Anche per questi motivi, The Planets resta un’opera unica nel suo genere, sebbene negli anni successivi Holst cercò, con opere simili e derivanti da una visione che si potrebbe definire “skrjabiniana”, di approfondire il legame tra musica, astri, cosmo e uomo, ricevendo però in cambio delusioni, indifferenza e fallimenti da parte della critica e del pubblico. The Planets, dunque, resta un unicum del quale il compositore inglese si è avvalso per raggiungere una fama imperitura. Ma è anche vero che un’opera di tale vastità e complessità interpretativa può risentirne in modo particolare se viene affrontata in modo “fracassone”, ossia se si intende, e registrazioni discografiche in tal senso non mancano, darne una rappresentazione “effettistica”, trasformandola di fatto in una sorta di colonna sonora da film di fantascienza (non per nulla compositori di sound tracks, come John Williams, ne hanno tratto spunti e idee per le loro musiche destinate al grande schermo). Al contrario, ascoltando con attenzione questa partitura ci si rende conto che un’interpretazione ideale risiede in una lettura non dico “intimistica”, quanto esplorativa dell’animo umano, vale a dire sondare il microcosmo che si cela in ogni uomo (tanto per restare in ambito cinematografico, ricordo un classico della fantascienza degli anni Sessanta, Viaggio allucinante, diretto da Richard Fleischer e tratto da un racconto di Isaac Asimov, che narra le vicende di una microscopica astronave che viaggia all’interno di un corpo umano). Ecco perché una trascrizione pianistica di quest’opera orchestrale può mettere in luce ciò che, al contrario, la versione sinfonica rischia di celare, se non letta in modo adeguato e sensibile. E che Holst abbia trascritto in modo efficace questa partitura per due pianoforti risulta proprio lampante grazie all’esecuzione fatta da Valentina Fornari e Alberto Nosè, che merita di essere analizzata con attenzione.

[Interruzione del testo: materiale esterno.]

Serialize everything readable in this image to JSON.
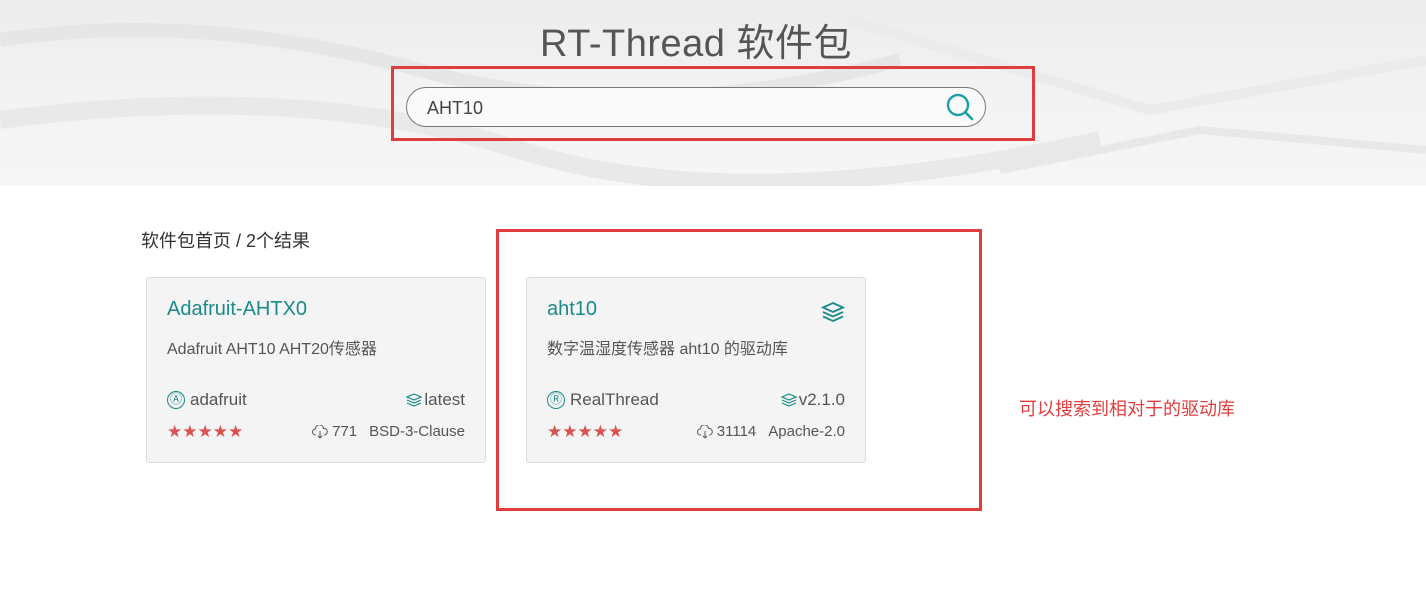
{
  "header": {
    "title": "RT-Thread 软件包",
    "search": {
      "value": "AHT10",
      "placeholder": ""
    }
  },
  "breadcrumb": {
    "home": "软件包首页",
    "separator": " / ",
    "result_count": "2个结果"
  },
  "packages": [
    {
      "name": "Adafruit-AHTX0",
      "description": "Adafruit AHT10 AHT20传感器",
      "author_icon": "Ⓐ",
      "author": "adafruit",
      "version": "latest",
      "rating": "★★★★★",
      "downloads": "771",
      "license": "BSD-3-Clause",
      "has_badge": false
    },
    {
      "name": "aht10",
      "description": "数字温湿度传感器 aht10 的驱动库",
      "author_icon": "Ⓡ",
      "author": "RealThread",
      "version": "v2.1.0",
      "rating": "★★★★★",
      "downloads": "31114",
      "license": "Apache-2.0",
      "has_badge": true
    }
  ],
  "annotation": {
    "note": "可以搜索到相对于的驱动库"
  },
  "colors": {
    "accent": "#1a8a8a",
    "annotation": "#e03e3e",
    "star": "#d9534f"
  }
}
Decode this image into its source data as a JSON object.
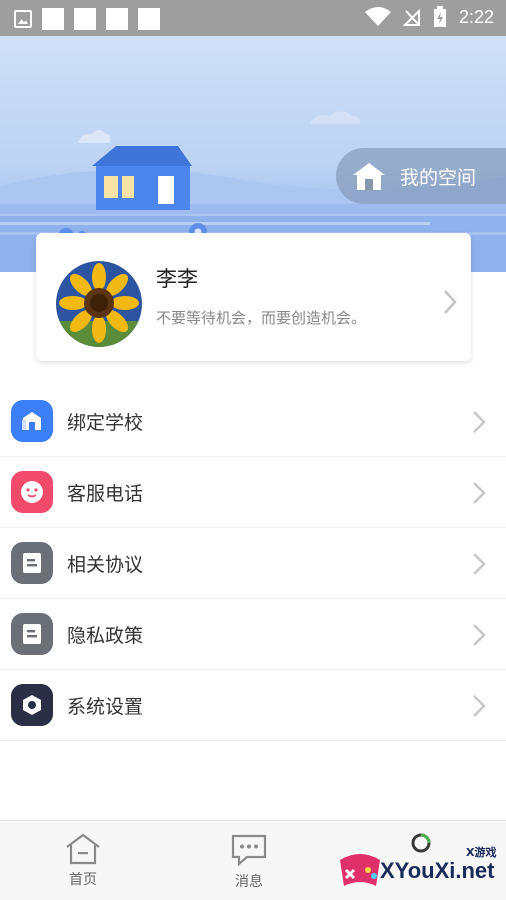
{
  "status_bar": {
    "time": "2:22"
  },
  "header": {
    "space_button_label": "我的空间"
  },
  "profile": {
    "name": "李李",
    "motto": "不要等待机会，而要创造机会。"
  },
  "menu": {
    "items": [
      {
        "label": "绑定学校",
        "icon": "school-icon",
        "color": "#3b7ef5"
      },
      {
        "label": "客服电话",
        "icon": "service-face-icon",
        "color": "#f24a6a"
      },
      {
        "label": "相关协议",
        "icon": "document-icon",
        "color": "#6b6f78"
      },
      {
        "label": "隐私政策",
        "icon": "document-icon",
        "color": "#6b6f78"
      },
      {
        "label": "系统设置",
        "icon": "settings-hexagon-icon",
        "color": "#2b2f45"
      }
    ]
  },
  "bottom_nav": {
    "tabs": [
      {
        "label": "首页",
        "icon": "home-icon"
      },
      {
        "label": "消息",
        "icon": "message-icon"
      }
    ]
  },
  "watermark": {
    "site": "XYouXi.net",
    "small": "X游戏"
  },
  "colors": {
    "status_bar": "#9e9e9e",
    "banner_top": "#cfe0f7",
    "banner_bottom": "#8aaeea"
  }
}
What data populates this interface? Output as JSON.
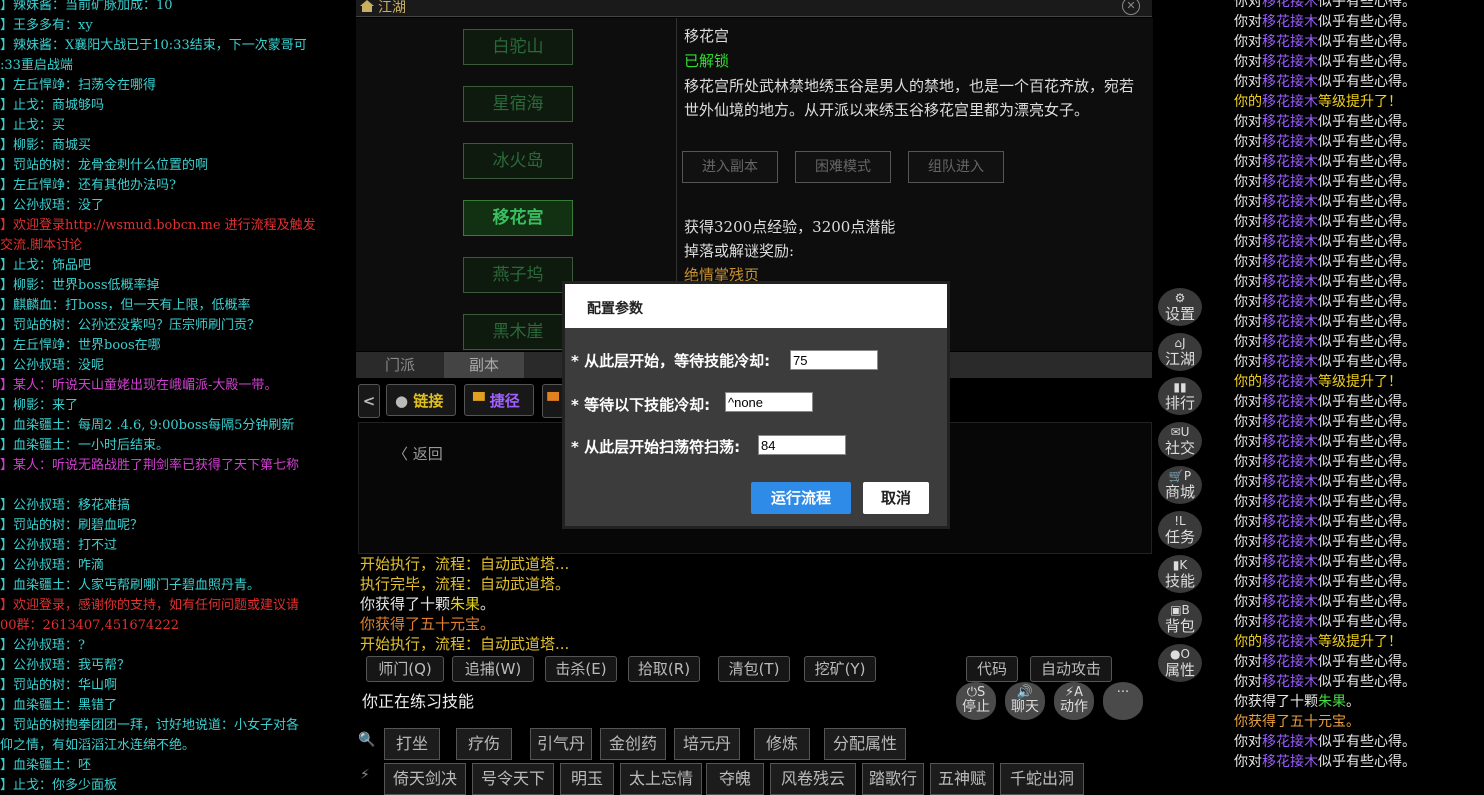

Il primo pianeta, Mars, The Bringer of War, che richiama alla mente in effetti la Sagra della primavera di stravinskijana memoria, spiega esemplarmente il perché di due pianoforti, in quanto uno dev’essere sempre consacrato alla dimensione ritmica, alla pulsione del respiro cosmico dal quale prende forma l’enunciazione tematica, con quest’ultima invece che è riservata all’altro pianoforte. Se nella versione orchestrale l’affiatamento tra le varie sezioni è fondamentale, nella versione per due pianoforti diviene indispensabile, un mirabile gioco di pesi e contrappesi in cui si dipana il sentiero percorso da buona parte della musica del Novecento storico, ossia il senso percussivo che diviene storia, traccia, narrazione, evento da svolgere sonoramente. Un regno dominato da ff e fff che però non devono mai, anche qui, trasformarsi in un festival a chi ce l’ha più duro, ma risultare sempre inseriti in un contesto misterico, evitando di dare vita a una frattura “timbrica interiore” con il pianeta che segue, Venus, The Bringer of Peace, in quanto la sua resa sonora deve mostrare l’altra faccia di un intero, con un suono maggiormente dilatato e sfumato, senza che cada in un sentimentalismo da “volemose bene” di infido grado. Questa “continuità discontinua” viene resa magnificamente dal duo veronese, grazie prima di tutto a una pulizia sonora, a un immancabile controllo della materia da plasmare ed evitando di cadere, allo stesso tempo, nella trappola di voler per forza “inserire-l’orchestra-nella-tastiera”. Suono simbolico, raggrumato, conchiuso in sé, del tutto autonomo, nascita-morte-rinascita (con la seconda parte di Venus può essere decodificata in tal senso).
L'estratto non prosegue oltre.